BACKGROUND
While vaccination against the coronavirus (COVID–19) lasts, Twitter has become one of the social media platforms used to generate discussions about the COVID–19 vaccination. These types of discussions most times lead to a compromise of public confidence towards the vaccine. The text-based data generated by these discussions are used by researchers to extract topics and perform sentiment analysis on provincial, country, or continent level without considering the local communities.
OBJECTIVE
The aim of this study is to use geoclustering of Twitter posts to inform city-level variations in sentiments toward COVID–19 vaccine-related topics in the three largest South African cities (Cape Town, Durban, and Johannesburg).
METHODS
We generated a dataset and processed (n=25,000) COVID–19 vaccine-related tweets in South Africa from January 2021 to August 2021 using the academic researcher Twitter Application Programming Interface (API) with keywords like vaccine, vaccination, AstraZeneca, Oxford-AstraZeneca, VaccineToSaveSouthAfrica, JohnsonJohnson, and pfizer. Tweets were mapped with their geolocation. The Latent Dirichlet Allocation was used to identify frequently discussed topics across the cities.

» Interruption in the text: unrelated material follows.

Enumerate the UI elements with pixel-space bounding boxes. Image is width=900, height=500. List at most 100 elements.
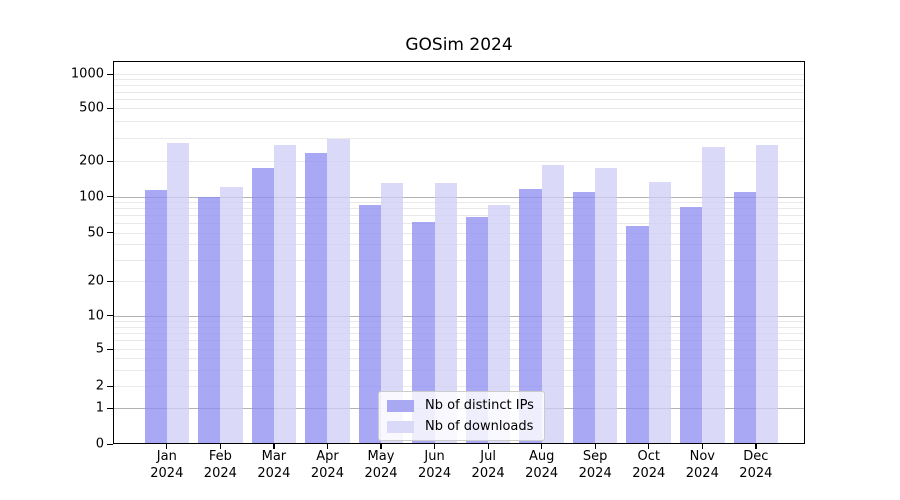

Senti- ments (negative, neutral, and positive) scores were assigned using the Valence Aware Dictionary with Support Vector Machine classification algorithm.
RESULTS
The number of new COVID–19 cases significantly positively correlated with the number of Tweets in South Africa (Corr=0.462, P<.001). Out of the 10 topics identified from the tweets, 2 were about the COVID–19 vaccines: uptake and supply, respectively. The intensity of the sentiments score for the two topics was associated with the total number of vaccines administered in South Africa (P<.001). Discussions regarding the two topics showed higher intensity scores for neutral sentiment class (P=.015) than for other sentiment classes. Additionally, the intensity of the discussions for the two topics was associated with the total number of vaccines administered, new cases, deaths, and recoveries across the three cities (P<.001). The sentiment score for the most discussed topic, vaccine uptake, differed across the three cities, with (P=.003), (P=.002), and (P<.001) for positive, negative, and neutral sentiments classes, respectively.
CONCLUSIONS
The outcome of this research showed that geolocation clustering of Twitter posts can be used to better analyze the sentiments towards COVID–19 vaccines at the local level. This can provide additional city–level information to health policy and decision-making regarding COVID–19 vaccine hesitancy.